What I have to do now? Any suggestion?
No SERP changes still ... But I'am really afraid Google will penalize for spam and duplicate content soon.
I placed back to my old robots.txt file which disallow to crawl these directories, and I placed
META NAME="ROBOTS" CONTENT="NOINDEX, NOFOLLOW" into my cgi and shtml pages.
Can I do anything else? What do you think, do I have to contact with Google?
Should I use the URL removal tool?
In this case, my site will drop out from Google for the next 6 month? or just the pages?
I really appreciate any kind of answers.
Thank you.
It's obvious to me that Google "partially indexes" virtually all pages out there, even those blocked by robots.txt.

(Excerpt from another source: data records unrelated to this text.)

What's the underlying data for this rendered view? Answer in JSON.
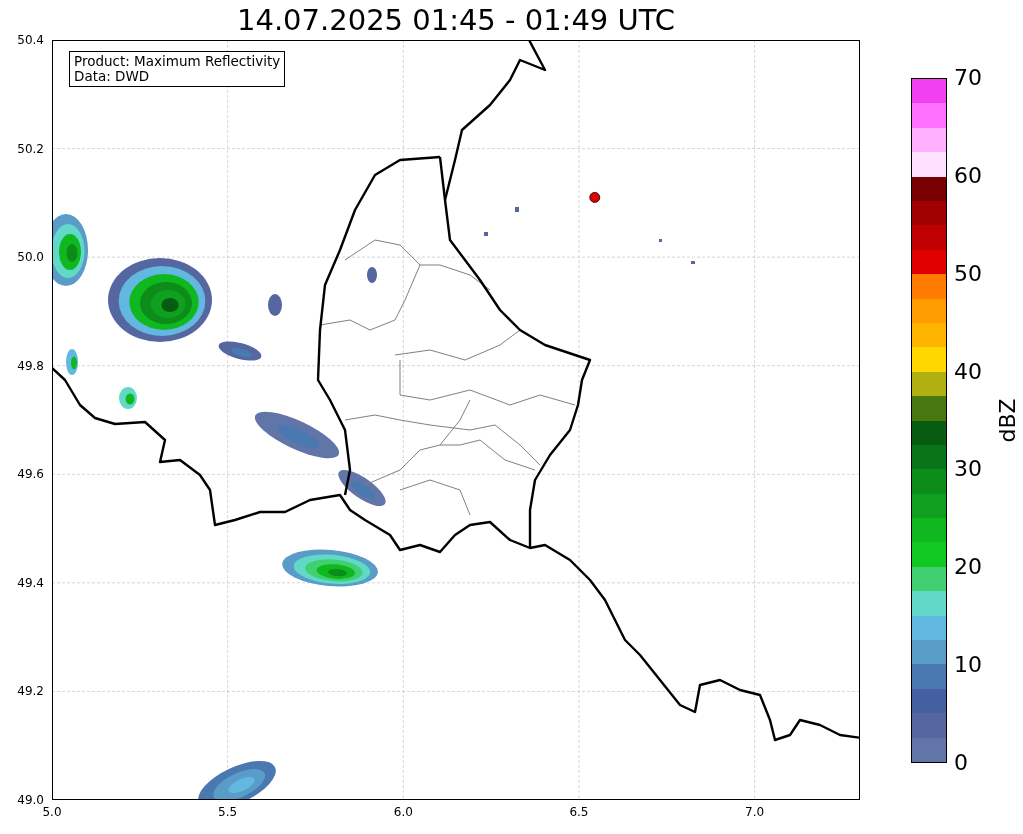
{
  "title": "14.07.2025 01:45 - 01:49 UTC",
  "info_box": {
    "lines": [
      "Product: Maximum Reflectivity",
      "Data: DWD"
    ]
  },
  "map": {
    "xticks": [
      "5.0",
      "5.5",
      "6.0",
      "6.5",
      "7.0"
    ],
    "yticks": [
      "50.4",
      "50.2",
      "50.0",
      "49.8",
      "49.6",
      "49.4",
      "49.2",
      "49.0"
    ]
  },
  "colorbar": {
    "label": "dBZ",
    "ticks": [
      "70",
      "60",
      "50",
      "40",
      "30",
      "20",
      "10",
      "0"
    ],
    "segments": [
      {
        "color": "#6275a8"
      },
      {
        "color": "#5566a0"
      },
      {
        "color": "#4560a0"
      },
      {
        "color": "#4a78b0"
      },
      {
        "color": "#5a9cc8"
      },
      {
        "color": "#62b8e0"
      },
      {
        "color": "#62d8c8"
      },
      {
        "color": "#40d070"
      },
      {
        "color": "#10c820"
      },
      {
        "color": "#10b820"
      },
      {
        "color": "#10a020"
      },
      {
        "color": "#0c8c18"
      },
      {
        "color": "#0a7418"
      },
      {
        "color": "#085c10"
      },
      {
        "color": "#4a7810"
      },
      {
        "color": "#b0b010"
      },
      {
        "color": "#ffd800"
      },
      {
        "color": "#ffb400"
      },
      {
        "color": "#ff9c00"
      },
      {
        "color": "#ff7c00"
      },
      {
        "color": "#e00000"
      },
      {
        "color": "#c00000"
      },
      {
        "color": "#a00000"
      },
      {
        "color": "#780000"
      },
      {
        "color": "#ffe0ff"
      },
      {
        "color": "#ffb0ff"
      },
      {
        "color": "#ff70ff"
      },
      {
        "color": "#f040f0"
      }
    ]
  }
}
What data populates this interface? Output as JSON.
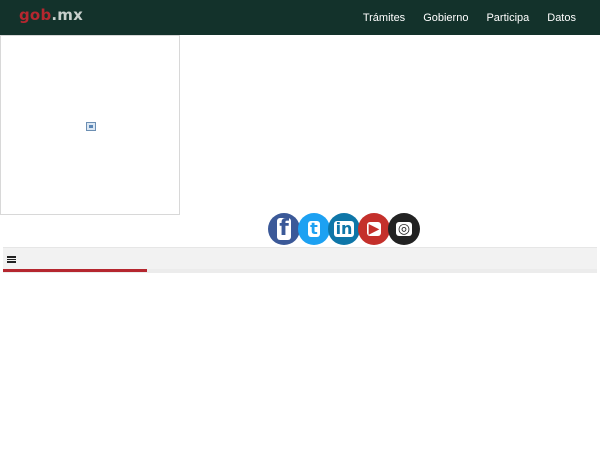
{
  "header": {
    "logo_gob": "gob",
    "logo_mx": ".mx",
    "nav": [
      "Trámites",
      "Gobierno",
      "Participa",
      "Datos"
    ]
  },
  "social": {
    "icons": [
      "facebook-icon",
      "twitter-icon",
      "linkedin-icon",
      "youtube-icon",
      "instagram-icon"
    ]
  },
  "colors": {
    "header_bg": "#13322b",
    "brand_red": "#b5272f",
    "menubar_bg": "#f2f2f2"
  }
}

All the html pages I've blocked in robots.txt are in the Google index, indexed as URL only "partially indexed" pages.
It sounds like you have a real problem - if those pages have any sort of confidential info I really sympathize with you.
1. Now that you have replaced the robots.txt file, those pages will stay in the index, but never be re-spidered again, so they will likely turn supplemental, but still be publically accessible.
2. You could use the url removal tool, which will remove them from the index temporarily (3 to 6 months) but it is likely that those pages will then return as "Supplemental" and stay in the index for perpetuity.
3. The other alternative is ugly, and could cause you many hours of work. In a nutshell, move all of those files to another directory name, then change all of your code and links for the new directory name.
a. How much work that would cause depends on what your code looks like?
b. The way your hosting service is set up may require you to have all of your executables in cgi-bin. To get around that, place the files in a sub-directory of cgi-bin (and make sure the sub-directory has 755 permissions)
so, the new path to your files would be:
www.example.com/cgi-bin/zothfiles/
If your code is fairly simple, it may just be a config file setting or a simple find and replace to update to a new path.
After you are sure that everything will work that way, then you can delete the files in the original path, let googlebot in and serve a 410 for those files. I think that is your best bet for hoping that those files will drop off the index, although it might take some time (maybe months?)
IMHO it is better that google CAN re-spider them as either 410 gone or blank pages to wipe out the cache of what it spidered before.
Good luck,
I havent tried before the meta-no-follow-no-index, so I cannot comment on that.
Related topic: [webmasterworld.com...]
>I've always excluded cgi-bin, yet for some reason Googlebot's been there. I discovered this via sitemaps.
You are lucky. My sitemap is lying to me. I put up 400+ pages for testing and as soon as I did googlebot was at them! I saw this in my logs. I go to my sitemap and there is no mention of the fact.
Google is lieing to me ... but it is not as if that hasnt happened before. They are a brand name not a couple of guys at university trying to make the world a better place.
Vote with your fingers. Use MSN and Wikipedia :)
Previously I used to get the same problem of Googlebot indexing banned directories, then I checked my robots.txt file for errors at following page:-
[searchenginepromotionhelp.com...]
It showed me an error of not having an extra line at the end of robots.txt file, I rectify the problem, uploaded the new file and its done! All the restricted URL’s now seen in my error statistics in SiteMap.